Here are 11 ways that can help an IT manager settle into their new job:
- Face to face is best – If possible, meet your IT suppliers in person. Find out exactly what they can do for you, and how much it will all cost. This will give you the best possible indication of whether what they’re offering is good or bad. IT suppliers need to be looked upon as your allies. They can bend over backwards in tough times, and can often be relied on for innovative ideas that can benefit you, your job, and the company.
- Go over all current service contacts carefully – Of course, nobody really wants to do this, but it’s worth at least checking contract dates, reviews and executive summaries. Negotiating old contracts is a great way of saving money. You might find obsolete services that are no longer needed, but you are still paying for, while contract renewals can be planned in advance to maximise their effect.
- Play to strengths – Ask your suppliers what makes them stand out. What are they best at, or what makes them famous? How have they helped their most successful or prestigious clients? By planning ahead to see who is best for what, you will give yourself the advantage when your boss announces that enormous special project out of the blue. If you leave your investigation until then, you are already behind.
- Create a flow chart – You need to have a good idea of how your IT system works and how it all integrates together. This should allow you to see how your IT system accommodates your company’s goals and perhaps more importantly, where the bottlenecks or vulnerabilities are so that they can receive immediate attention.
- What is critical to the company – It’s important to get a clear idea of what is the most important, and least important aspects of the company. This will help you to put together a comprehensive recovery plan where you know exactly what parts of the business needs the most attention should you run into trouble.
- The finance of IT – Who is technically responsible for decisions, invoices and finances when it comes to your IT? Who controls the budgets and who maintains the accounts? These are the people who can give advice on how to get things done. They can help you avoid the pitfalls, advise against overly ambitious projects or spending and generally provide hands-on advice where they can. It’s also likely that these will be among the first to know about major changes within the company, and how it may affect other parts.
- What came before you – Find out exactly what projects or expenditure was approved, or even pre-approved before your arrival. It goes without saying that you need to be fully up to date on any future plans. These can be assessed on an individual basis, and decisions on reviews, cancellations or delays can be made where necessary. Once you take responsibility, you are also responsible for what came before you. Saying that wasn’t my fault or that wasn’t my decision will be an unacceptable response.
- One-to-ones – It’s important to get to know everybody on your team on an individual level. Make time to sit down with everybody and find out their likes, dislikes, strength and weaknesses. Encourage them to stay clear of office politics, and instead participate more in the company’s future by submitting their own ideas for improving the business. It’s very likely that you may choose to make changes to the team, but nothing should be done hastily. A lack of development is the main cause of staff turnover and listening to what your team has to say will make it clear that possibilities of advancement do exist.
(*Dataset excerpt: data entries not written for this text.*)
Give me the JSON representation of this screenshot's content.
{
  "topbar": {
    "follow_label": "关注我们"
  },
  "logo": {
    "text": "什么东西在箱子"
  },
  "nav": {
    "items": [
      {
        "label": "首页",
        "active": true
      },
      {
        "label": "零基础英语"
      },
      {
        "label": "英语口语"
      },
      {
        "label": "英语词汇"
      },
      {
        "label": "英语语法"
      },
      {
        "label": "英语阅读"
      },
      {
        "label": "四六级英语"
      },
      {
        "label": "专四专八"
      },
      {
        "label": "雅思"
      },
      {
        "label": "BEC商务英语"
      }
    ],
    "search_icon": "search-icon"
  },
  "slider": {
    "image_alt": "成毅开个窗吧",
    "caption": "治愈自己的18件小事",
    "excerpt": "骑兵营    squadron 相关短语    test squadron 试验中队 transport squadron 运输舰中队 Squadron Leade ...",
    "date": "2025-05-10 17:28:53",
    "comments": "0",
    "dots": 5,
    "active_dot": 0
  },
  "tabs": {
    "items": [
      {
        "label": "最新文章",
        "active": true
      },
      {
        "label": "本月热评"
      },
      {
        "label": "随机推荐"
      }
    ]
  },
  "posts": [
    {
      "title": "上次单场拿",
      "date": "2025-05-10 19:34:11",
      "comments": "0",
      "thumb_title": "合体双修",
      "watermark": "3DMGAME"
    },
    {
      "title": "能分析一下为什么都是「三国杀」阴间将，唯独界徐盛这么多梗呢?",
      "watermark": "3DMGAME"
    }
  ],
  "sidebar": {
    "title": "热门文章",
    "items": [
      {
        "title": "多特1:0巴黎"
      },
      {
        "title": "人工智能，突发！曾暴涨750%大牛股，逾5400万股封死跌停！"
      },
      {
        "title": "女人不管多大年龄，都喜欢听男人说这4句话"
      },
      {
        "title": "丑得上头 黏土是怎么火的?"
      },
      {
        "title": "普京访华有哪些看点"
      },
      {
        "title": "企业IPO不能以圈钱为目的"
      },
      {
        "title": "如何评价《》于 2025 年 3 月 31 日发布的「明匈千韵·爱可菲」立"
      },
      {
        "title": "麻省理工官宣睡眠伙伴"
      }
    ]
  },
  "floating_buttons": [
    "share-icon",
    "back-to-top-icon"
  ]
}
- Second in command – It’s important to delegate authority early on. This will not only provide you with support when you are not in the office but will foster a stronger business structure. You need to know that when you are not in the office, whether it’s for a meeting, or even if you are sick, the office can function without you. Trying to carry the entire load by yourself, especially at the start, is likely to lead to problems. If you can lean on your IT support when needed, and have a trusted group around you that can share the reins with, you will make your job, and life, considerably easier.
- Produce an IT operations manual – This shows how the IT department functions, both internally and externally as well as setting out your disaster recovery plan. It’s important to build confidence within the team, and putting together an IT manual early can really help with this, even if you plan to edit much of it later. People thrive when they know that a plan and a system is in place. Maybe you have great ideas in your head, but unless you verbalise it, and set it down in a manual, you run the risk of losing the confidence of your colleagues.
- Plan ahead – If possible, put together a 6-month IT operations plane. You should include any upgrades, changes or improvements that you have planned, or envisage in the future. This plan can be shared with your most trusted IT suppliers who may have previous experience. The more people that are prepared for your plans, the better. If you do want or need to make sweeping changes, it’s best that those are set out sooner rather than later. 6 months is a good frame of time to be working with and allows you to test the waters to see how you can best improve your IT operations.